The long-term aim of the Formal Education Support Program is to assist women from marginalized communities in Myanmar into obtaining positions of authority within policy making or influential organizations so that they then can empower other women and their communities, on their own terms.
The Formal Education Support Program consists of a range of projects which aid women at different stages of professional development:
We are already seeing positive impacts based on our alumni students!

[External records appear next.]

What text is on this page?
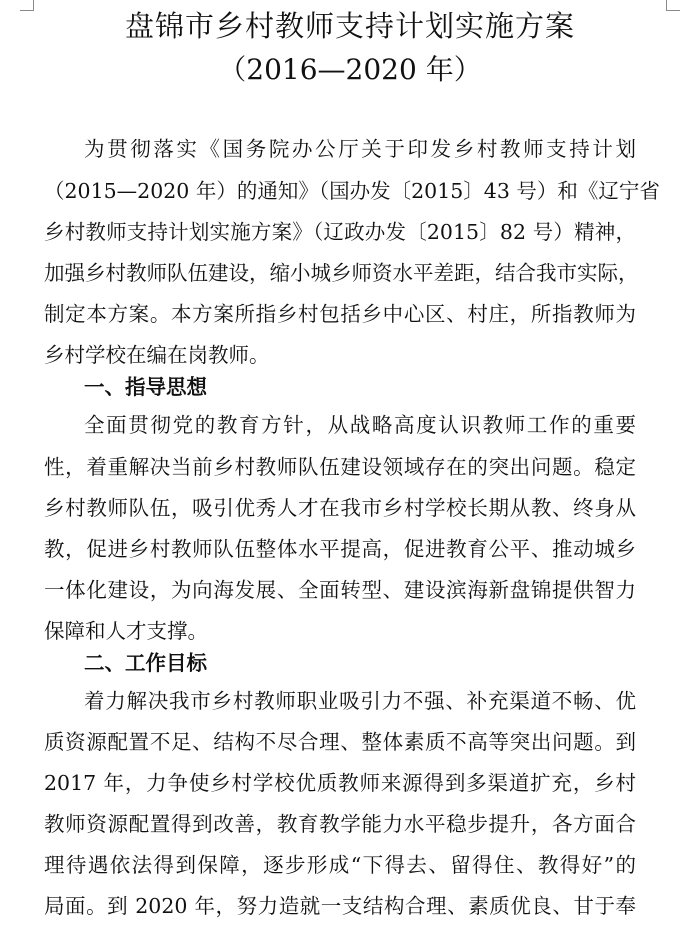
盘锦市乡村教师支持计划实施方案
（2016—2020 年）
为贯彻落实《国务院办公厅关于印发乡村教师支持计划
（2015—2020 年）的通知》（国办发〔2015〕43 号）和《辽宁省
乡村教师支持计划实施方案》（辽政办发〔2015〕82 号）精神，
加强乡村教师队伍建设，缩小城乡师资水平差距，结合我市实际，
制定本方案。本方案所指乡村包括乡中心区、村庄，所指教师为
乡村学校在编在岗教师。
一、指导思想
全面贯彻党的教育方针，从战略高度认识教师工作的重要
性，着重解决当前乡村教师队伍建设领域存在的突出问题。稳定
乡村教师队伍，吸引优秀人才在我市乡村学校长期从教、终身从
教，促进乡村教师队伍整体水平提高，促进教育公平、推动城乡
一体化建设，为向海发展、全面转型、建设滨海新盘锦提供智力
保障和人才支撑。
二、工作目标
着力解决我市乡村教师职业吸引力不强、补充渠道不畅、优
质资源配置不足、结构不尽合理、整体素质不高等突出问题。到
2017 年，力争使乡村学校优质教师来源得到多渠道扩充，乡村
教师资源配置得到改善，教育教学能力水平稳步提升，各方面合
理待遇依法得到保障，逐步形成“下得去、留得住、教得好”的
局面。到 2020 年，努力造就一支结构合理、素质优良、甘于奉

Meet our successful graduate students:
After having worked as a social worker and having followed several trainings, internships and programs Hom Bee continued to pursue her desire for a better education by applying for- and being granted a scholarship at We women foundation to study at Webster University majoring in International Relations. For Hom Bee and many like her, it is important to study abroad. The poor education system in Myanmar, which Hom Bee refers to as “spoon-fed education”, is based on memorising facts, instead of developing critical thinking. Her master’s degree helped her take charge of her own learning process. Courses about global politics have helped her understand the situation in her own country better. Having just graduated, Hom Bee is figuring out her next step. Her dream is to become a documentary maker or researcher. She wants to use her research skills to become an advocate and give a voice to Burmese war victims who are often neglected in the political process and by the international community.
Unsatisfied with the quality of her university education in Myanmar and ever eager to learn, Noan Harn decided to pursue opportunities in Thailand. She applied for We Women’s pre-University program, which prepared her to undertake an MBA “With the information and understanding I have gained through my Masters, I will be able to help create other jobs for the people in my community, and help create better development. It is my dream to develop local businesses for local people, and in so doing, build human capacity for the entire nation.” Noan Harn started her own social business and is improving the capacity of women to run a profitable, ethical and inclusive business, which inspires many ethnic women
“At an early age, I was bored with my studies, because I believe the Burmese educational system did not challenge me and enable me to develop critical thinking skills ” says We Women student Pao Hom. After earning a Bachelor’s degree in Myanmar she moved to Thailand, feeling that she had no choice but to leave her country in order to obtain a more concrete education. She came into contact with We Women foundation and set off to pursue her degree in Educational Management. She firmly believes that. “Through a more creative curriculum, we can encourage children to think for themselves, share their opinions, and learn to follow their aspirations.” Since then Pao Hom has trained up to 100 teachers in critical thinking skills, that has improved the education of over 700 students from Myanmar. Right now, Pao Hom is working for Chiang Mai’s Pyidaungsu Institute for Peace and Dialogue. Here she is contributing to change by working across stakeholders to help build a more sustainable and equitable peace process for Myanmar.